A repercussão do texto foi gigante. Rendeu-lhe ingresso livre nos ensaios e abriu-lhe as portas do mundo do samba. Se não o fizera com chapéu de palha ou caixa de fósforos, conquistara o acesso via credencial. Num piscar de olhos - nos pagodes - virou o do crachá, e por fim apenas Crachá.

Deveras ninguém compreendia o que aquele desengonçado estava a fazer ali. Ridículo mesmo era quando Alessandro ousava batucar na credencial: fazia algumas caretas e repicava sem parar, quebrando nunca. Não saía dum relógio acelerado e, embora bancasse umas rodadas, pouquíssimos o viam como chegado.

Os meses correram com muita transcrição. Crachá ouvia - ora registrando em áudio, ora anotando aos garranchos - e repassava aos seus leitores as mais bonitas histórias do ritmo. Ninava nos braços da Velha Guarda, contudo nem isso o ensinara a sambar.

Acontece que é muito difícil controlar a imaginação. Como tinha um par de ouvidos sempre à disposição - e estes não questionavam absolutamente nada, a rapaziada desandou a inventar, amplificar, distorcer e até sacanear. Pior que - no dia seguinte - as histórias, os devaneios e as mentiras estavam lá no jornal, sem mudança alguma. Piadas publicadas.

Por outro lado, as crônicas fascinavam. Eram sambas em prosa.

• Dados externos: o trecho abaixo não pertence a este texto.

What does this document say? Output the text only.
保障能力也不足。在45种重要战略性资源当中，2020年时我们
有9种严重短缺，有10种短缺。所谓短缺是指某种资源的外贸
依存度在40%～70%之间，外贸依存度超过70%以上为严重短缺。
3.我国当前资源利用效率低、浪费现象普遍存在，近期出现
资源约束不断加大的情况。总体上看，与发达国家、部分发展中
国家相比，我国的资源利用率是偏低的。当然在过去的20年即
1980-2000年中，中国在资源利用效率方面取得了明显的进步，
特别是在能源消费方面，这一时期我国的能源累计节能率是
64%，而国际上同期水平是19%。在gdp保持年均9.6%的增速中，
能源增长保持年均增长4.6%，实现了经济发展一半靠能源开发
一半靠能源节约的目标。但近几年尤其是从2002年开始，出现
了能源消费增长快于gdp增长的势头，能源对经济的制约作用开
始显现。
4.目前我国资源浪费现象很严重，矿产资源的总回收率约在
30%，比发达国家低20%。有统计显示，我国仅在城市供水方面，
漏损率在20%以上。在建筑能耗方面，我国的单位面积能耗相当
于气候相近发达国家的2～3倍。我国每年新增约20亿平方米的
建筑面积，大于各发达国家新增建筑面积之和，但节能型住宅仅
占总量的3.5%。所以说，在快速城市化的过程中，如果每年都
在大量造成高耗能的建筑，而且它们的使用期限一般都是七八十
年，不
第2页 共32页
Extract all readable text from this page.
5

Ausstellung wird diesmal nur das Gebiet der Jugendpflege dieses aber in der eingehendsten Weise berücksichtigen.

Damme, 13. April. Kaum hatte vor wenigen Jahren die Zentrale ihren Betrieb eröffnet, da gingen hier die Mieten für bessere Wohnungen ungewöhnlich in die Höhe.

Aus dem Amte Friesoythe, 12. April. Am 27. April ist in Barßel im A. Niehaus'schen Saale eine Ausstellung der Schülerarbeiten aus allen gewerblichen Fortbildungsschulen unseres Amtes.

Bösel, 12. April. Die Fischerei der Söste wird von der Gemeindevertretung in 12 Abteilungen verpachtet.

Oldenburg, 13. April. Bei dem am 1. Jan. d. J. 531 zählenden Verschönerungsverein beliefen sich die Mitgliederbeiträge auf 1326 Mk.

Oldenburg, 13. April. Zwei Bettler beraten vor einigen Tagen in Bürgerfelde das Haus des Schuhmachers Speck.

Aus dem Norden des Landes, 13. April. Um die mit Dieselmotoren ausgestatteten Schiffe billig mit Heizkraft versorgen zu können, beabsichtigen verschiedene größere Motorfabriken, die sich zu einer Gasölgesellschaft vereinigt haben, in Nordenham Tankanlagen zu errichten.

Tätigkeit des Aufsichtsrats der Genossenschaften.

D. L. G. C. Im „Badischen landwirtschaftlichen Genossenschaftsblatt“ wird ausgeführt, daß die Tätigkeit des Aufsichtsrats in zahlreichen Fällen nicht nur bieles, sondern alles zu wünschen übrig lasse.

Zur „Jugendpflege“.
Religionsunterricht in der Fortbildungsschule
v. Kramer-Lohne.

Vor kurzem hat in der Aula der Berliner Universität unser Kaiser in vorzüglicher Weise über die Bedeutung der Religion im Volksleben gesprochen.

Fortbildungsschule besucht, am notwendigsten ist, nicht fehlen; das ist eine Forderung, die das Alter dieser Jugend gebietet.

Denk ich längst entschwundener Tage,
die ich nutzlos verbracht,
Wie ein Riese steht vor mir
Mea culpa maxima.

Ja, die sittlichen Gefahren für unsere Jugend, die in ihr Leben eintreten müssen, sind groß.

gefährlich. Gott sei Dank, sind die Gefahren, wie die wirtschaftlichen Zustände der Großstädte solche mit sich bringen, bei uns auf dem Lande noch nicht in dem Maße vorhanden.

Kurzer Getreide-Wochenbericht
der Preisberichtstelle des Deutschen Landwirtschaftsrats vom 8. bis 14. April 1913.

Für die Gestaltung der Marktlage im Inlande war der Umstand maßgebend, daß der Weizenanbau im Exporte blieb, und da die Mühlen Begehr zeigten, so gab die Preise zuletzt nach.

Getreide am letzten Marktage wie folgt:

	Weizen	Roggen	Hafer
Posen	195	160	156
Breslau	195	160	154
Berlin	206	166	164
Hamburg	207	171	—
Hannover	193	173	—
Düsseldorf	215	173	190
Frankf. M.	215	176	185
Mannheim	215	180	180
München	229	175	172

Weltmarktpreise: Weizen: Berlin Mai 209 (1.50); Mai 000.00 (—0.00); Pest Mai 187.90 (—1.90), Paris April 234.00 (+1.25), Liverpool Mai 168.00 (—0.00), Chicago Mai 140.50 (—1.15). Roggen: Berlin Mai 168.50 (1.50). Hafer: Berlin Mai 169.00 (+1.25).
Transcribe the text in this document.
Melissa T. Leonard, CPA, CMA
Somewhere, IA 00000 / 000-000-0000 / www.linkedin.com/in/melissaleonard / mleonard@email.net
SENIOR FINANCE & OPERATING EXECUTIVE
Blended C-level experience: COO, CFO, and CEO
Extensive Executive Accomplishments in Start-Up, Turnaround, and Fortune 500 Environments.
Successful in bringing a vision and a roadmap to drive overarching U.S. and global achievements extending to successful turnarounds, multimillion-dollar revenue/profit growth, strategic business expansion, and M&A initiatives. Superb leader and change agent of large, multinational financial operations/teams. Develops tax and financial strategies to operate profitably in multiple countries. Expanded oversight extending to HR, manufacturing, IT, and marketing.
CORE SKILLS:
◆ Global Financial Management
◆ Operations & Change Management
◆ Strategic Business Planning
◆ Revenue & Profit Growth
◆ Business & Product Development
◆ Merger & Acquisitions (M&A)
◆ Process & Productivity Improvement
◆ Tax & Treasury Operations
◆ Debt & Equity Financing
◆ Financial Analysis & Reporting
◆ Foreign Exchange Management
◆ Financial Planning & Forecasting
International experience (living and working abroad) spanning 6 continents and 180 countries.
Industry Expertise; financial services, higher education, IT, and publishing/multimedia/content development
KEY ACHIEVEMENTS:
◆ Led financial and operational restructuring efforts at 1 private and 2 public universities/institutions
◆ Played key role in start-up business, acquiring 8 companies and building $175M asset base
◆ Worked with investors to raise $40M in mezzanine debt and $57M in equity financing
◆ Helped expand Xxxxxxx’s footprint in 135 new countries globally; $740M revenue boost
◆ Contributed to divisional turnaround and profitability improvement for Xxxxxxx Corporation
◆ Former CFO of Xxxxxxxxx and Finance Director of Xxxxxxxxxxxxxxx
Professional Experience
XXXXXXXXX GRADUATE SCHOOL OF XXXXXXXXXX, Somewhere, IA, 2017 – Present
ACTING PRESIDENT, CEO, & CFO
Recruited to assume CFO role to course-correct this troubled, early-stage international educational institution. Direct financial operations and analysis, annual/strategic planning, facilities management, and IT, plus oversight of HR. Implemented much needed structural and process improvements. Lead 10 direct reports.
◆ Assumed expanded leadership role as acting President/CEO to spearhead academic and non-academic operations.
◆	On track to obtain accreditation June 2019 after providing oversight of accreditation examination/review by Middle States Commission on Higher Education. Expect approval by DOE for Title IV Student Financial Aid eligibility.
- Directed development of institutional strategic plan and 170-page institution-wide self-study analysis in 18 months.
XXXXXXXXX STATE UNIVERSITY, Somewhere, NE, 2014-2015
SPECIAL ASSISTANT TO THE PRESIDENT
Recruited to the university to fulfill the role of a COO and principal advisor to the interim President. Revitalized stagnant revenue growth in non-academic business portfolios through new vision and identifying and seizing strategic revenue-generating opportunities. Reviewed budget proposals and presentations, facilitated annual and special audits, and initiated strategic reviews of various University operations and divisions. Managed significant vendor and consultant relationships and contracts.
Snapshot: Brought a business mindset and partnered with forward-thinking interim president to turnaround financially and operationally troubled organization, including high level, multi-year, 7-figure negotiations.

E todo dia vinha um da comunidade com uma narrativa e um novo personagem: o velho sambista manco desaparecido durante o desfile da escola, aquele que mataram porque pendurou e não pagou o tamborim, o outro que apanhava da mulher quando chegava passado, e a recatada senhora que - tratando-se de sexo, no aconchego do barraco - só chegava lá ouvindo Máscara Negra, do Zé Kéti - a música tinha que ficar repetindo e toda a vizinhança sabia cantarolar, apesar do sambista pertencer à coirmã Portela.

Era tão agradável contar-lhe fatos, que começaram a pipocar autores. Três, quatro por dia. Assim, Alessandro espaçou suas idas à Mangueira. Colhia o material duma semana dispondo de apenas uma tarde no botequim - ou na quadra, e mais meia-dúzia de cervejas distribuídas.

Se aproximava o dia em que haveriam mais bambas que pessoas nos arredores da escola. O morro estava virando Olimpo. Tinha até seu Midas, que fazendo treze providenciou cordas de ouro pro seu cavaquinho.

A diretoria da LIESA depressa alertou prá popularidade de Crachá. Em tempo, Liga Independente das Escolas de Samba. Como lá é lugar de meão, o convite não tardou. Pronto, o cronista metia seu pitaco no samba - agora já muito além da conta. E somou uma nova credencial, desta feita pro Sambódromo.

Nestes postos permaneceu por décadas, até que resolveu parar com tudo na vida - pelo menos no quesito trabalho. No meio do caminho já se tornara pragmático; dois passos adiante, autêntico; quando se aposentou, integrado, pode cair no samba e largar as credenciais. Todo este tempo, duas certezas: Mangueira fora sempre dez e só se pode ser feliz de verdade perto do mar.

Mas o que intriga, em Alessandro, é a destreza com a qual administrara sua medianidade única, que fica bem ilustrada no desfecho duma das suas primeiras crônicas: ´...sabe-se lá onde anda Osvaldo Cruz, mas ainda é Portela.´

Pois é, quando não se sabe como pode se saber onde.